All inhabitants of Hawkins become more than their inspiration, the 30 year-old sketches that originated them elevated and explored to become something real and complete. Something that can deliver on their promise and delve into the weight of their journeys much more fully than was ever possible before. That the cast is so universally strong, every performance filled with faultless conviction – Winona Ryder’s unique, fragile intensity is particularly well-placed – secures Stranger Things as one of the best TV character-pieces in years.
It’s by truly understanding the importance of these character tropes, and the depth of what they can express when treated with freedom and respect, that Stranger Things makes its fantastical drama such a powerful, real, and grounded experience. And it does so because – as is the case in all of the best genre fiction - reality is what Stranger Things’ fantasy is really about. The darkness lurking in the everyday, just a knife-edge away from normal life. And, as an inseparable mirror-image, the everyday wonder than exists in the seemingly mundane, clear and present to anyone with the inclination and – here it is again – curiosity to look.

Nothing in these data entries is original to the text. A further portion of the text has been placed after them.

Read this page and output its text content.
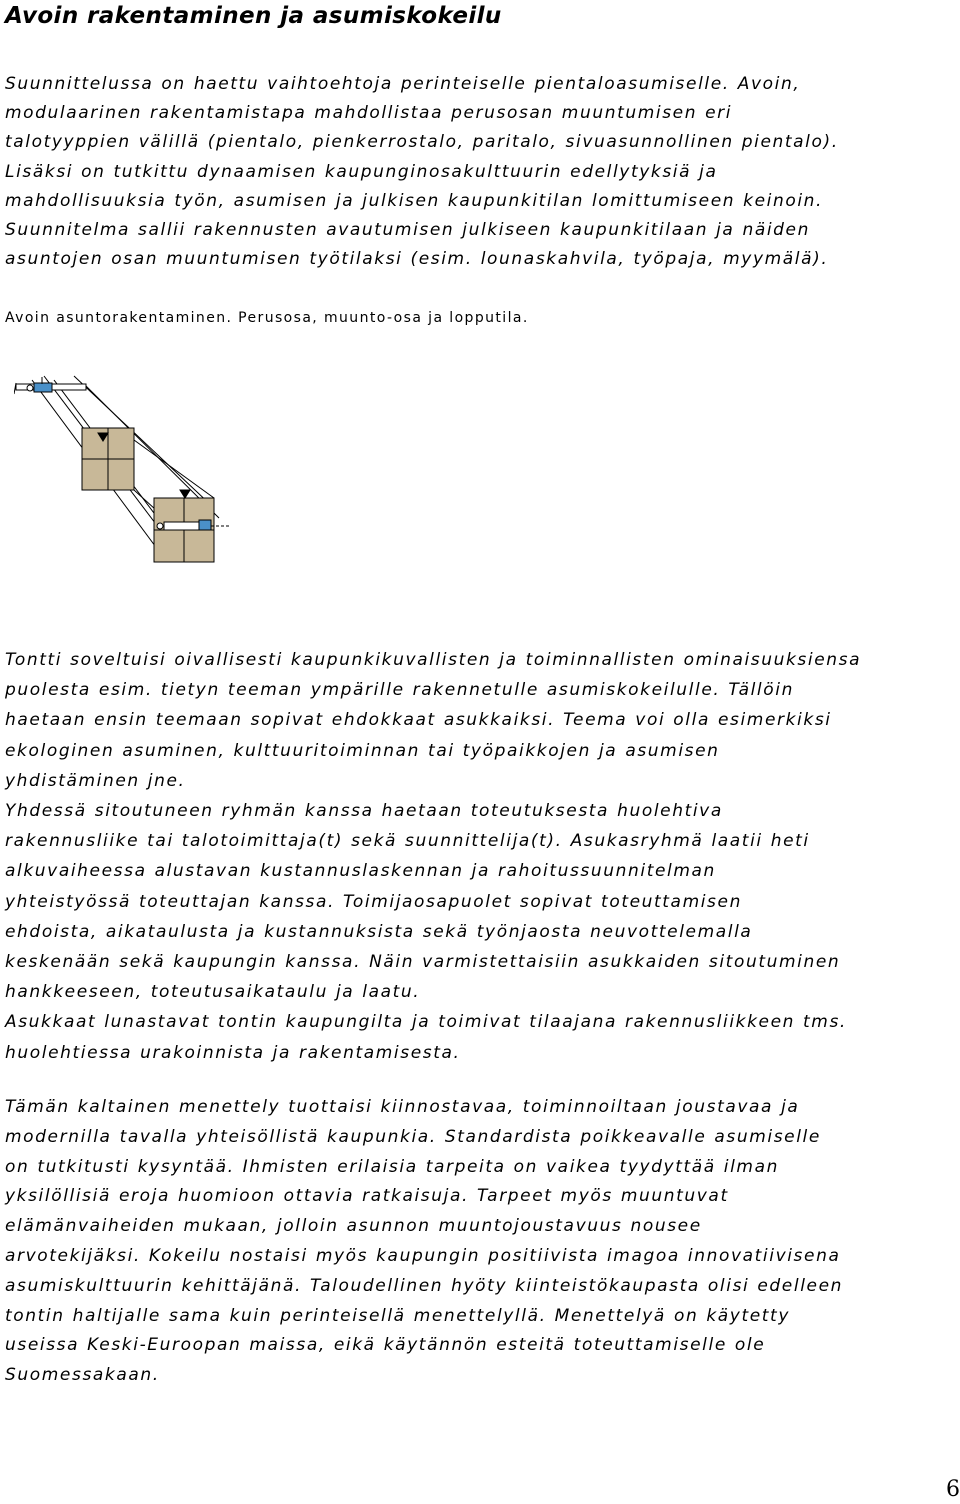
Avoin rakentaminen ja asumiskokeilu
Suunnittelussa on haettu vaihtoehtoja perinteiselle pientaloasumiselle. Avoin,
modulaarinen rakentamistapa mahdollistaa perusosan muuntumisen eri
talotyyppien välillä (pientalo, pienkerrostalo, paritalo, sivuasunnollinen pientalo).
Lisäksi on tutkittu dynaamisen kaupunginosakulttuurin edellytyksiä ja
mahdollisuuksia työn, asumisen ja julkisen kaupunkitilan lomittumiseen keinoin.
Suunnitelma sallii rakennusten avautumisen julkiseen kaupunkitilaan ja näiden
asuntojen osan muuntumisen työtilaksi (esim. lounaskahvila, työpaja, myymälä).

Avoin asuntorakentaminen. Perusosa, muunto-osa ja lopputila.

Tontti soveltuisi oivallisesti kaupunkikuvallisten ja toiminnallisten ominaisuuksiensa
puolesta esim. tietyn teeman ympärille rakennetulle asumiskokeilulle. Tällöin
haetaan ensin teemaan sopivat ehdokkaat asukkaiksi. Teema voi olla esimerkiksi
ekologinen asuminen, kulttuuritoiminnan tai työpaikkojen ja asumisen
yhdistäminen jne.
Yhdessä sitoutuneen ryhmän kanssa haetaan toteutuksesta huolehtiva
rakennusliike tai talotoimittaja(t) sekä suunnittelija(t). Asukasryhmä laatii heti
alkuvaiheessa alustavan kustannuslaskennan ja rahoitussuunnitelman
yhteistyössä toteuttajan kanssa. Toimijaosapuolet sopivat toteuttamisen
ehdoista, aikataulusta ja kustannuksista sekä työnjaosta neuvottelemalla
keskenään sekä kaupungin kanssa. Näin varmistettaisiin asukkaiden sitoutuminen
hankkeeseen, toteutusaikataulu ja laatu.
Asukkaat lunastavat tontin kaupungilta ja toimivat tilaajana rakennusliikkeen tms.
huolehtiessa urakoinnista ja rakentamisesta.
Tämän kaltainen menettely tuottaisi kiinnostavaa, toiminnoiltaan joustavaa ja
modernilla tavalla yhteisöllistä kaupunkia. Standardista poikkeavalle asumiselle
on tutkitusti kysyntää. Ihmisten erilaisia tarpeita on vaikea tyydyttää ilman
yksilöllisiä eroja huomioon ottavia ratkaisuja. Tarpeet myös muuntuvat
elämänvaiheiden mukaan, jolloin asunnon muuntojoustavuus nousee
arvotekijäksi. Kokeilu nostaisi myös kaupungin positiivista imagoa innovatiivisena
asumiskulttuurin kehittäjänä. Taloudellinen hyöty kiinteistökaupasta olisi edelleen
tontin haltijalle sama kuin perinteisellä menettelyllä. Menettelyä on käytetty
useissa Keski-Euroopan maissa, eikä käytännön esteitä toteuttamiselle ole
Suomessakaan.

6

It’s about Junior High School crusaders waging war on the night upon their BMX steeds. It’s about intimate moments of heroic camaraderie in the endless, empty no-man’s-land of the local woods. It’s about the cold, nightmare desolation of an empty high school corridor. It’s about soft, autumn light filtering through dirty windows, crystallising the dusty still-life of the kitchen at the heart of an empty family home.
On that note, Stranger Things’ visual direction is superb throughout. Again, not satisfied with regurgitating comfortable, well-worn images – though it makes a few, affectionate nods throughout its course – the show utilises aesthetic for truly powerful emotional resonance. One sequence in particular - featuring Ryder’s Joyce, an empty house, and a bounty of Christmas fairy lights - is especially affecting, evoking a goose-bumping sense of splendour-from-normality powerful enough to stand side by side with anything in Close Encounters or Poltergeist, but without for a second paying homage.

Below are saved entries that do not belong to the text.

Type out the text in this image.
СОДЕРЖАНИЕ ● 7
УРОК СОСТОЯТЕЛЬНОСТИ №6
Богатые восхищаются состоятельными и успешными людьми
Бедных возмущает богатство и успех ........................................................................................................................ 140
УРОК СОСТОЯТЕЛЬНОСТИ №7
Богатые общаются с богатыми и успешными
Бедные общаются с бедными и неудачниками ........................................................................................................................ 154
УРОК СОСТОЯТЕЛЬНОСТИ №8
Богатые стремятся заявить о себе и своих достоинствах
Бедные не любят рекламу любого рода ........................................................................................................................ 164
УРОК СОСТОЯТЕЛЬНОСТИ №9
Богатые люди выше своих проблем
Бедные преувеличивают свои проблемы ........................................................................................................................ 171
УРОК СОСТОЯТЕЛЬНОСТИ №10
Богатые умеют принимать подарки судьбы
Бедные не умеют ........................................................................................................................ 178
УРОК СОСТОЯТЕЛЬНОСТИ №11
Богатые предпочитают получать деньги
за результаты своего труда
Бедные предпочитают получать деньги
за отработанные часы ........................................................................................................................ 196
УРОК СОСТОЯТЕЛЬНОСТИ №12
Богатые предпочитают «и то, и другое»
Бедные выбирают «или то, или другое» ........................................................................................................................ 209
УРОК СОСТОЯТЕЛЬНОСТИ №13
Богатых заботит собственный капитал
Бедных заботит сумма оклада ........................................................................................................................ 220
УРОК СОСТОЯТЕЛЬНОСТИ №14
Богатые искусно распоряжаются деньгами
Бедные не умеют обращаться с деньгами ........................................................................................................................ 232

It’s the completeness of the series that will stay with you, after Stranger Things’ end. Not the nostalgia, not the John Carpenter posters on the bedroom walls, and certainly not the original ‘80s films from which the series makes its foundation. Because for all of its affectionate understanding of its period, Stranger Things is entirely its own work, one that riffs on the familiar while being unfamiliar, which takes what you know and makes it new, and entirely more powerful. Again, its substance and subject are in perfect tandem.
So open the curiosity door tonight. Walk straight through it, and - much like the various residents of Hawkins - you’ll find that you get very something special from the experience, whatever your age might be.